Moreover, it has not been sufficiently shown at this juncture that Couri is entitled to injunctive relief which grants the ultimate relief sought in his counterclaims. Zanahi v. State, 204 AD2d 313 (2d Dept 1994).
Next, there are no grounds for directing that Pavia undergo a mental examination. CPLR 3121 provides that when the mental condition of a party is in controversy, any other party may serve examination by a notice upon a party to submit to a physician. The burden of showing that a mental condition is in controversy is on the party seeking disclosure. Koump v. Smith, 25 NY2d 287, 303 (1967). To meet this burden, the party may not rely on “conclusory allegations” but instead must provide “affidavits containing evidentiary matter and made by a person having knowledge of the facts.” Williams by Williams v. Roosevelt Hospital, 108 AD2d 9, 13 (1st Dept), aff’d 66 NY2d 391 (1985). In this case, allegations that Pavia has been harassing and threatening defendants does not provide a sufficient basis for showing that Pavia’s mental condition is at issue here. Accordingly, the motion to direct Pavia’s mental examination is denied and the cross motion for a protective order is granted.
Motion Seq. No. 005
The motion and cross-motion to dismiss the complaint must be denied. At the outset, the court notes that dismissal is not properly granted as issue has been joined and the complaint on its face states a claim.

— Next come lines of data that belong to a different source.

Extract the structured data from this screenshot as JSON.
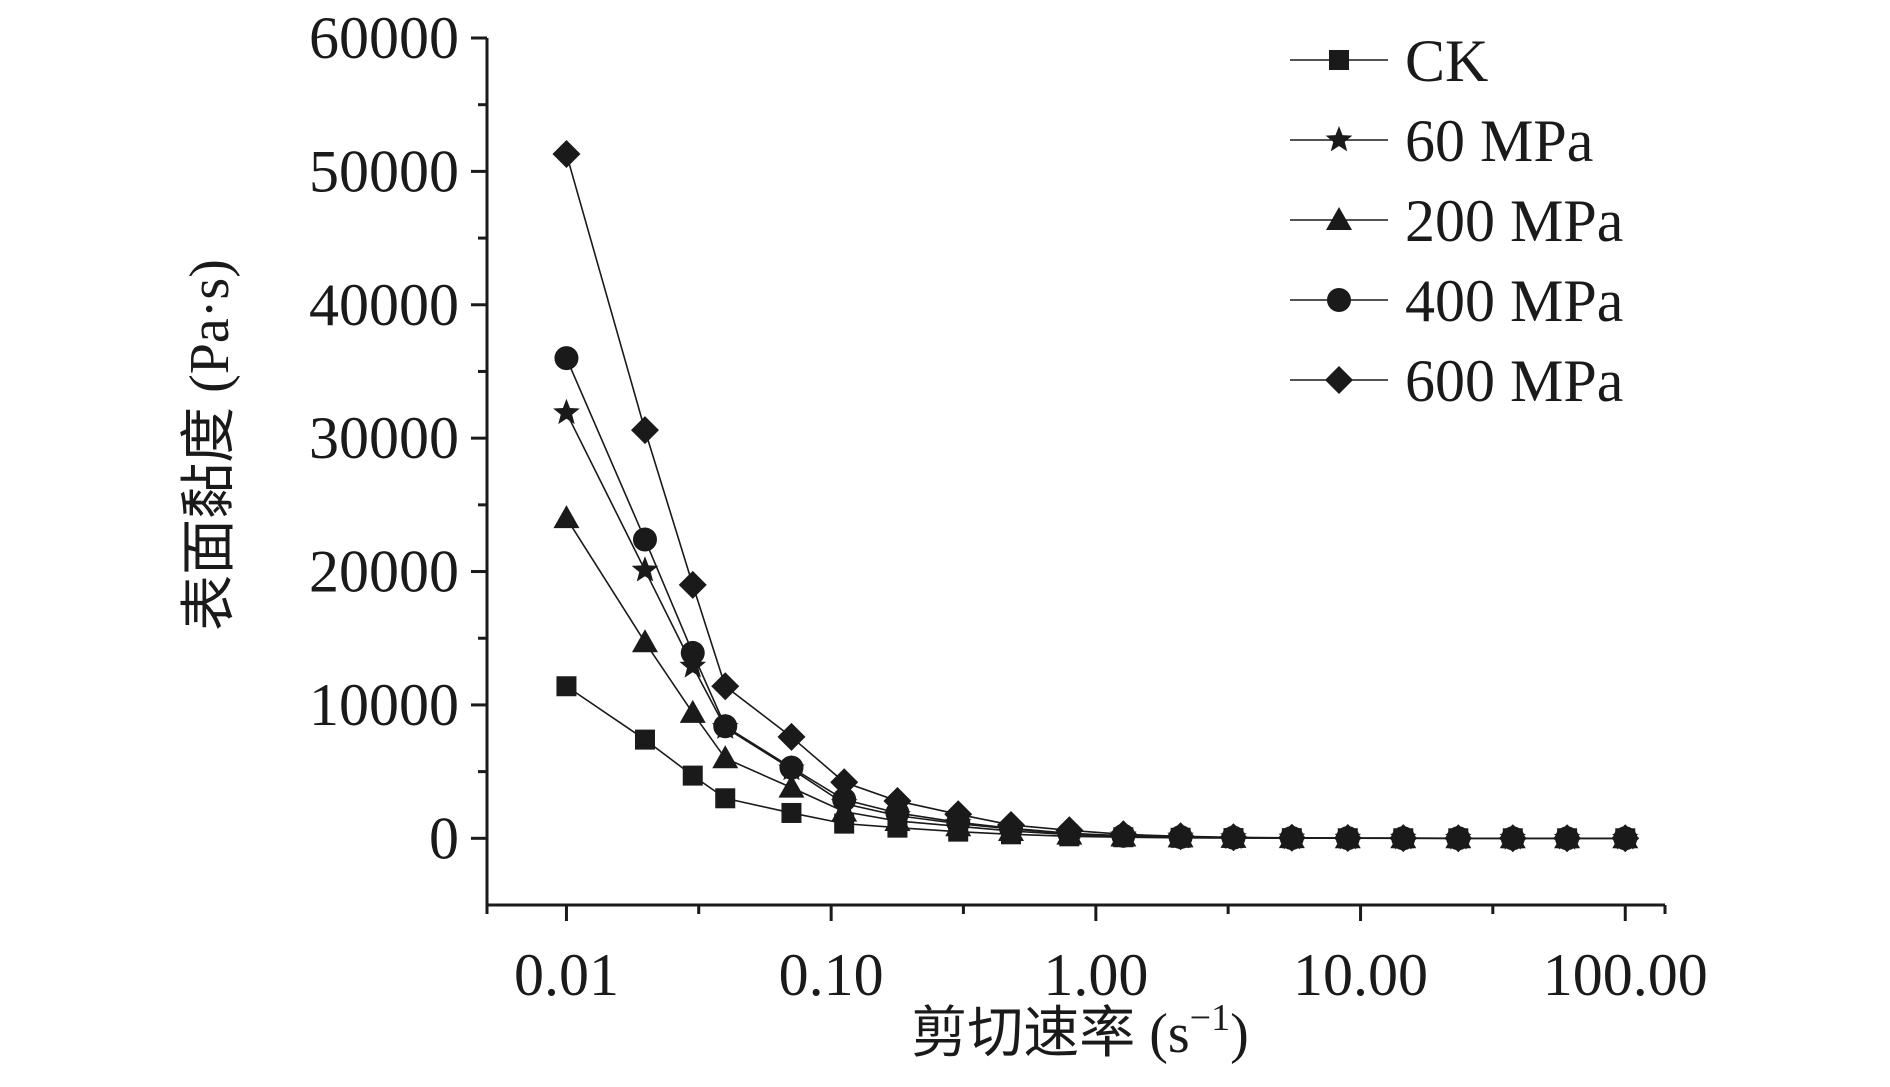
{
  "chart_data": {
    "type": "line",
    "title": "",
    "xlabel": "剪切速率 (s",
    "xlabel_exp": "−1",
    "xlabel_end": ")",
    "ylabel": "表面黏度 (Pa·s)",
    "xscale": "log",
    "xlim": [
      0.00501,
      141.3
    ],
    "ylim": [
      -5000,
      60000
    ],
    "xticks": [
      0.01,
      0.1,
      1,
      10,
      100
    ],
    "xtick_labels": [
      "0.01",
      "0.10",
      "1.00",
      "10.00",
      "100.00"
    ],
    "yticks": [
      0,
      10000,
      20000,
      30000,
      40000,
      50000,
      60000
    ],
    "ytick_labels": [
      "0",
      "10000",
      "20000",
      "30000",
      "40000",
      "50000",
      "60000"
    ],
    "grid": false,
    "legend_position": "top-right",
    "x": [
      0.01,
      0.0198,
      0.03,
      0.0398,
      0.0708,
      0.112,
      0.178,
      0.302,
      0.478,
      0.794,
      1.27,
      2.09,
      3.31,
      5.5,
      8.95,
      14.5,
      23.4,
      37.6,
      60.3,
      100
    ],
    "series": [
      {
        "name": "CK",
        "marker": "square",
        "values": [
          11400,
          7400,
          4700,
          3000,
          1900,
          1100,
          800,
          500,
          300,
          150,
          80,
          40,
          20,
          10,
          5,
          3,
          2,
          1,
          1,
          1
        ]
      },
      {
        "name": "60 MPa",
        "marker": "star",
        "values": [
          31900,
          20100,
          12900,
          8300,
          5200,
          2600,
          1700,
          1100,
          700,
          350,
          180,
          90,
          45,
          22,
          11,
          6,
          3,
          2,
          1,
          1
        ]
      },
      {
        "name": "200 MPa",
        "marker": "triangle",
        "values": [
          24000,
          14700,
          9400,
          6000,
          3800,
          2000,
          1300,
          900,
          550,
          280,
          140,
          70,
          35,
          17,
          9,
          5,
          3,
          2,
          1,
          1
        ]
      },
      {
        "name": "400 MPa",
        "marker": "circle",
        "values": [
          36000,
          22400,
          13900,
          8400,
          5300,
          2900,
          1900,
          1200,
          750,
          380,
          190,
          95,
          48,
          24,
          12,
          6,
          3,
          2,
          1,
          1
        ]
      },
      {
        "name": "600 MPa",
        "marker": "diamond",
        "values": [
          51300,
          30600,
          19000,
          11400,
          7600,
          4200,
          2800,
          1800,
          1000,
          600,
          300,
          150,
          75,
          38,
          19,
          10,
          5,
          3,
          2,
          1
        ]
      }
    ]
  }
}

Next, assuming that the motion and cross motion are for summary judgment, defendants have not made a prima facie showing entitling them to dismissal of the complaint as a matter of law. See Winegrad v. New York Univ. Med. Center, 64 N.Y.2d 851, 852 (1985) (holding that on a motion for summary judgment, the proponent “must make a prima facie showing of entitlement to judgment as a matter of law, tendering sufficient evidence to eliminate any material issues of fact from the case…”)

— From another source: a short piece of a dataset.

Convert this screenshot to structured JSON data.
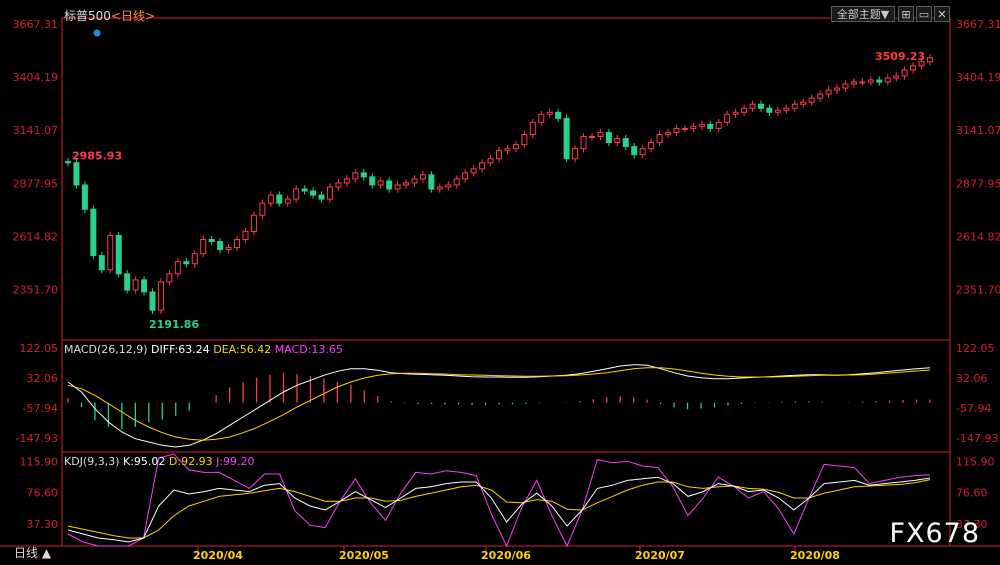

Here, defendants have not sufficiently established that the water leak from their apartment did not cause the alleged water damage to the plaintiffs’ residence, or that plaintiffs suffer no losses as a consequence of such purported damage. Likewise, at this juncture, it cannot be said that plaintiffs, as the owners of the Building, are not entitled to a set of keys for defendants’ apartment .3 Finally, Couri has not made a sufficient showing to entitle him to injunctive relief against plaintiffs or their attorneys. See The New York Auto. Ins. Plan v. New York Schools Ins. Reciprocal, 241 AD2d 313, 314 (1st Dept 1997)
Conclusion
In view of the above, it is
ORDERED that Couri’s motion for an order directing plaintiffs to make certain repairs and improvements to the premises located at 18 East 73rd Street, New York, NY (“Building”), (2) directing the mental examination of plaintiff George Pavia (“Pavia”), and (3) restraining and enjoining plaintiffs from interfering with defendant’s tenancy and from harassing and threatening defendants is denied (motion seq. no. 002); and it is further
ORDERED that plaintiffs’ cross motion for a protective order pursuant to CPLR 3103(a) regarding defendants’ Notice of Medical Examination of Pavia is granted; and it is further
ORDERED that the motion and cross motion to dismiss and the motion for injunctive relief (motion seq. no. 005) are denied.
ENDNOTES
1Couri’s wife, plaintiff Marlene Couri, is represented by counsel.
2Motion seq. nos. 002 and 005 are consolidated for disposition.
3The cause of action regarding access to the defendants’ apartment to fix the water leak is moot as such access has already been provided.